I made this recipe for my classy tailgate party, but I'm only getting around to it now because it's a perfect summer recipe. My mom makes a killer potato salad recipe which is a favorite side in our house. However, this salad comes pretty close to taking its place, especially if you're looking for a lighter salad. The cucumbers are incredibly cool and refreshing, and the base is made with yogurt instead of mayonnaise, making it much healthier than your traditional potato salad (sorry Mom).
I love this summer side salad because it's light and refreshing, and is perfect alongside some burgers at a backyard grill.
Prep Time: 6 hours (including time in refrigerator)

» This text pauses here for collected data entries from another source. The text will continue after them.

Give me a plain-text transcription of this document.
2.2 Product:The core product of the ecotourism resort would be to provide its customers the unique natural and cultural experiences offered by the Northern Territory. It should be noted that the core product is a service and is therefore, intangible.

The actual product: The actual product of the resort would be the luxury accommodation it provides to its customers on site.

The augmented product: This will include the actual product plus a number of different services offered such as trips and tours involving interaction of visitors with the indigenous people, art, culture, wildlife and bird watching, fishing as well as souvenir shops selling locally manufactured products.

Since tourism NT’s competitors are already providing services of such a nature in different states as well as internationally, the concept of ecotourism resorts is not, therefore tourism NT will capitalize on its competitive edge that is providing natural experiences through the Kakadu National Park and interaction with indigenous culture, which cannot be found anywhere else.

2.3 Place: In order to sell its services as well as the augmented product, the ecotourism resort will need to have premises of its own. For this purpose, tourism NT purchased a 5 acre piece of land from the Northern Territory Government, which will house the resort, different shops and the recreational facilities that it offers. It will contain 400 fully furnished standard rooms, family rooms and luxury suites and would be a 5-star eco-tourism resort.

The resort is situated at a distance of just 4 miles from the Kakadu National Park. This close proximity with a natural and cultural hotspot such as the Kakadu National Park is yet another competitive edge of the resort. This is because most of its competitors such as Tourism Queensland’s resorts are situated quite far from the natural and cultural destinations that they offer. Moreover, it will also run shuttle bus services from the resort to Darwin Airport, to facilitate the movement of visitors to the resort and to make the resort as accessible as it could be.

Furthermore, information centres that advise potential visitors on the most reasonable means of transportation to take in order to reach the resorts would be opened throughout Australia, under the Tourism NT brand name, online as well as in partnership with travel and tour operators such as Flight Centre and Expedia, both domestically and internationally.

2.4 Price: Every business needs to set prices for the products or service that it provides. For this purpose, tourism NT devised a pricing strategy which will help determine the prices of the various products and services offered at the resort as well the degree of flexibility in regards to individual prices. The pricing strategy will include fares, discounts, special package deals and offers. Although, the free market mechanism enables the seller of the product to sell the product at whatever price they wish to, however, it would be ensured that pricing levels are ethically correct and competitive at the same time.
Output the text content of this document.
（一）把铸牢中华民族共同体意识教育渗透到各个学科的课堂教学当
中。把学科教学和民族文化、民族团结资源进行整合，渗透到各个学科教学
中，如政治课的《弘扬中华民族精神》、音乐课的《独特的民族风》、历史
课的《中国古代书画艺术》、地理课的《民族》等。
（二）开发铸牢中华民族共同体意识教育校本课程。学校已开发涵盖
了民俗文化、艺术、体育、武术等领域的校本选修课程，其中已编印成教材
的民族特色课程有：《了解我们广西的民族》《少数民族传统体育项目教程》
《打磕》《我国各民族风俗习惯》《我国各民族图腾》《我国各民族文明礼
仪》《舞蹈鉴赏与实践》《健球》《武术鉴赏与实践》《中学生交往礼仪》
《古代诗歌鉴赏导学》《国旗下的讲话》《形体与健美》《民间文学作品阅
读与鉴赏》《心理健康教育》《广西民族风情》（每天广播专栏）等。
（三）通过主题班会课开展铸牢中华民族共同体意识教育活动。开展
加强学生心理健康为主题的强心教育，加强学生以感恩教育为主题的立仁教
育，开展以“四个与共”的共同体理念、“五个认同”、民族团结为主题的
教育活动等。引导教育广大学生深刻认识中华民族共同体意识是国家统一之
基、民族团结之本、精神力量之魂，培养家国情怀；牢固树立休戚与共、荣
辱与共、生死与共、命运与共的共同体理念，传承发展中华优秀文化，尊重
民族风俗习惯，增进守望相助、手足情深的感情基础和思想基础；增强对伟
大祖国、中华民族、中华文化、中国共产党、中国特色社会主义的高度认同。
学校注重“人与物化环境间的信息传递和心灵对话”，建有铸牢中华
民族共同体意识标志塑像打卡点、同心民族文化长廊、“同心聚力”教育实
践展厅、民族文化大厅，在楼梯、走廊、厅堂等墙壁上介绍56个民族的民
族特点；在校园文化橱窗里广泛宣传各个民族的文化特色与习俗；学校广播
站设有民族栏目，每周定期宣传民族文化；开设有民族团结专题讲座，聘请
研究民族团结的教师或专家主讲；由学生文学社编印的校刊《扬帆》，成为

- 4 cucumbers, thinly sliced
- ½ red onion, thinly sliced
- 1½ tsp salt
- 4 c (32 oz) whole milk yogurt
- ½ c (8 oz) sour cream
- 2 tbsp white wine vinegar
- ½ c fresh dill, minced
- 1½ tsp ground black pepper
In a colander lined with a paper towel, combine the sliced cucumbers, red onion, and salt. Place the colander over a large mixing bowl and wrap the bowl and colander in plastic wrap. Place in the fridge and allow to sit for 4 hours (or overnight).
Pour the whole milk yogurt into a fine mesh sieve lined with a paper towel. Place sieve over a bowl and cover both with plastic wrap. Place in the fridge and allow to sit for 4 hours (or overnight).
Press the cucumbers in the paper towel to remove any leftover water. Pour the cucumbers and yogurt in a bowl and combine with the sour cream, vinegar, dill, and pepper. Toss and place in the fridge for 1 – 2 hours. Serve cold.